Tajerin 2007 menggunakan fungsi produksi stochastic frontier memperoleh efisiensi teknis udang Indonesia sekitar 56. Kumar dan Kumar
2003 efisiensi teknis budidaya udang di India rata-rata mencapai 69. Kondisi tersebut menunjukkan bahwa masih terbuka peluang untuk meningkatkan
produksi. Pembudidaya berskala besar lebih efisien karena membutuhkan biaya investasi lebih besar. Sewa kurang efisien dibandingkan milik sendiri. Upaya
peningkatan efisiensi dapat dilakukan dengan meningkatkan pendidikan dan pengalaman pembudidaya udang. Selanjutnya, menurut Abubakar 2007 dummy
intensifikasi dan benur berpengaruh nyata terhadap produktivitas tambak di NTB. Akan tetapi, suatu hal yang tidak bisa diabaikan dalam budidaya udang dan
merupakan salah satu kendala terbesar adalah terjadinya serangan penyakit Devi dan Prasad, 2006.
Berdasarkan uraian di atas, produktivitas merupakan salah satu faktor penentu daya saing baik untuk tingkat negara, maupun di perusahaan. Peningkatan
produktivitas dapat berasal antara lain dari adopsi teknologi atau efisiensi usaha.

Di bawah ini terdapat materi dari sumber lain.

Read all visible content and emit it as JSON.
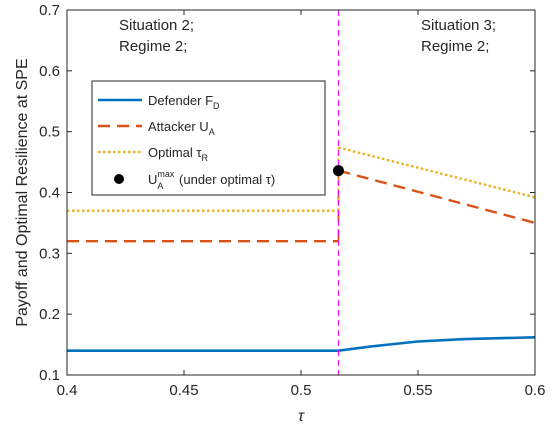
{
  "chart_data": {
    "type": "line",
    "xlabel": "τ",
    "ylabel": "Payoff and Optimal Resilience at SPE",
    "xlim": [
      0.4,
      0.6
    ],
    "ylim": [
      0.1,
      0.7
    ],
    "xticks": [
      0.4,
      0.45,
      0.5,
      0.55,
      0.6
    ],
    "yticks": [
      0.1,
      0.2,
      0.3,
      0.4,
      0.5,
      0.6,
      0.7
    ],
    "xtick_labels": [
      "0.4",
      "0.45",
      "0.5",
      "0.55",
      "0.6"
    ],
    "ytick_labels": [
      "0.1",
      "0.2",
      "0.3",
      "0.4",
      "0.5",
      "0.6",
      "0.7"
    ],
    "grid": false,
    "legend_placement": "upper-left",
    "threshold_x": 0.516,
    "annotations": [
      {
        "lines": [
          "Situation 2;",
          "Regime 2;"
        ],
        "region": "left"
      },
      {
        "lines": [
          "Situation 3;",
          "Regime 2;"
        ],
        "region": "right"
      }
    ],
    "series": [
      {
        "name": "Defender F_D",
        "legend_main": "Defender F",
        "legend_sub": "D",
        "style": "solid",
        "color": "#0072BD",
        "x": [
          0.4,
          0.45,
          0.5,
          0.516,
          0.53,
          0.55,
          0.57,
          0.6
        ],
        "y": [
          0.14,
          0.14,
          0.14,
          0.14,
          0.147,
          0.155,
          0.159,
          0.162
        ]
      },
      {
        "name": "Attacker U_A",
        "legend_main": "Attacker U",
        "legend_sub": "A",
        "style": "dashed",
        "color": "#D95319",
        "segments": [
          {
            "x": [
              0.4,
              0.516
            ],
            "y": [
              0.32,
              0.32
            ]
          },
          {
            "x": [
              0.516,
              0.6
            ],
            "y": [
              0.436,
              0.35
            ]
          }
        ]
      },
      {
        "name": "Optimal τ_R",
        "legend_main": "Optimal τ",
        "legend_sub": "R",
        "style": "dotted",
        "color": "#EDB120",
        "segments": [
          {
            "x": [
              0.4,
              0.516
            ],
            "y": [
              0.37,
              0.37
            ]
          },
          {
            "x": [
              0.516,
              0.6
            ],
            "y": [
              0.474,
              0.392
            ]
          }
        ]
      },
      {
        "name": "U_A^max (under optimal τ)",
        "legend_main": "U",
        "legend_sub": "A",
        "legend_sup": "max",
        "legend_rest": " (under optimal τ)",
        "style": "marker",
        "color": "#000000",
        "x": [
          0.516
        ],
        "y": [
          0.436
        ]
      }
    ],
    "vline_color": "#FF00FF"
  }
}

Pada budidaya udang di tambak, pakan merupakan faktor paling berpengaruh
terhadap efisiensi. Adanya serangan penyakit juga merupakan faktor yang tidak dapat diabaikan dalam budidaya udang.
2.8. Mutu, Keamanan Hasil Produksi Perikanan, dan Daya Saing
Secara umum, hubungan antara mutu, keamanan hasil produk perikanan dan daya saing terkait dengan elastisitas permintaan. Elastisitas permintaan impor
akan meningkat melalui peningkatan mutu, promosi ekspor dan menjaga kontinuitas ekspor dengan memasok udang tepat: waktu, tempat, dan bentuk.
Akibatnya akan terjadi kenaikan kuantitas ekspor dan kenaikan harga udang.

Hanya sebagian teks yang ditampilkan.